If the error is E(Q), then consider $\frac{dE}{dc} = \frac{dE}{dQ}^T \frac{dQ}{dc}$. If we write $\frac{dE}{dQ}$ as a vector [f g h i j] then $\frac{dE}{dc} = gy + hx$. Extending this a bit, it is not hard to see that $\frac{dE}{db} = fy + gx$, and $\frac{dE}{dd} = hy + ix$. In general, $\frac{dE}{dL}$ is the convolution of $\frac{dE}{dQ}$ with the filter [y x].

Extending this to two dimensions means that instead of reversing the kernel, you flip it both ways, since the kernel is now a two dimensional matrix.

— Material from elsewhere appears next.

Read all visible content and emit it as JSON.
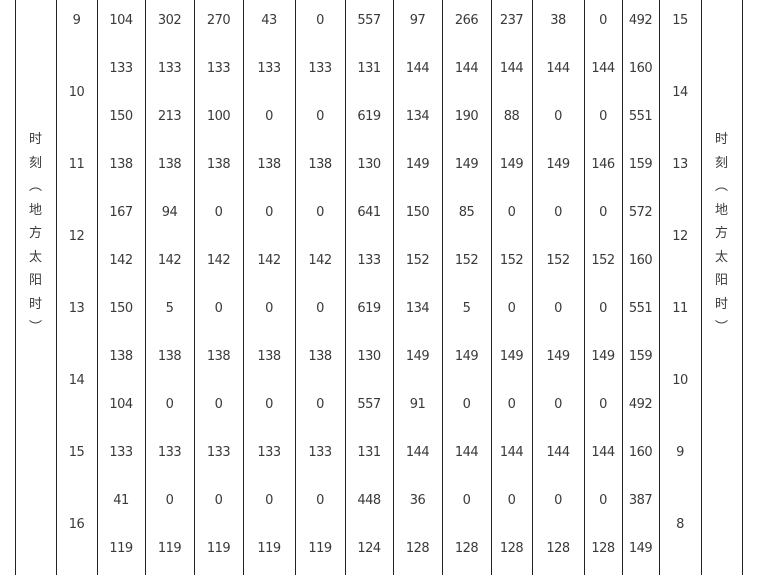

Formally, if the input is matrix $I$, the kernel is matrix $K$ of size $n$ by $n$, and the output is matrix $O$ with error being $E(O)$ such that we have the matrix $\frac{dE}{dO}$ then we can write the following:

$$ O_{xy} = \sum_{u,v = 0,0}^{n-1,n-1} I_{x+u, y+v} \cdot K_{u,v} $$

$$ \frac{dE}{dI_{ij}} = \sum_{x,y} \frac{dE}{O_{x,y}} \frac{dO_{x,y}}{dI_{ij}} $$

Now we can substitute in:

$$ \frac{dE}{dI_{ij}} = \sum_{x,y} \frac{dE}{O_{x,y}} \frac{d\left( \sum_{u,v = 0,0}^{n-1,n-1} I_{x+u, y+v} \cdot K_{u,v} \right)}{dI_{ij}} $$

Pulling the sum out

$$ \frac{dE}{dI_{ij}} = \sum_{x,y} \frac{dE}{O_{x,y}} \sum_{u,v = 0,0}^{n-1,n-1} K_{u,v} \frac{ dI_{x+u, y+v} }{dI_{ij}} $$

$$ \frac{dE}{dI_{ij}} = \sum_{x,y} \frac{dE}{O_{x,y}} \sum_{u,v = 0,0}^{n-1,n-1} K_{u,v} \cdot \mathbf{1}(x+u = i, y+v = j) $$

The indicator function term is only ever true if $x+u=i$ for some $u$ from $0$ to $n-1$. This means that $u-i$ is between $-i$ to $n-1-i$ so that $x = i-u$ is between $1+i-n$ and $i$. The analogous holds true for $y$

$$ \frac{dE}{dI_{ij}} = \sum_{x,y = 1+i-n, 1+j-n}^{i,j} \frac{dE}{O_{x,y}} K_{i-x,j-y} $$

Now set $x' = x-i+n-1$ and $y' = y-j+n-1$ to get

$$ \frac{dE}{dI_{ij}} = \sum_{x',y' = 0,0}^{n-1,n-1} \frac{dE}{O_{x'+i-n+1,y'+j-n+1}} K_{n-1-x',n-1-y'} $$

Notice that the subscripts on kernel $K$ are decreasing with $x'$ and $y'$, which indicates that the kernel is flipped for the convolution.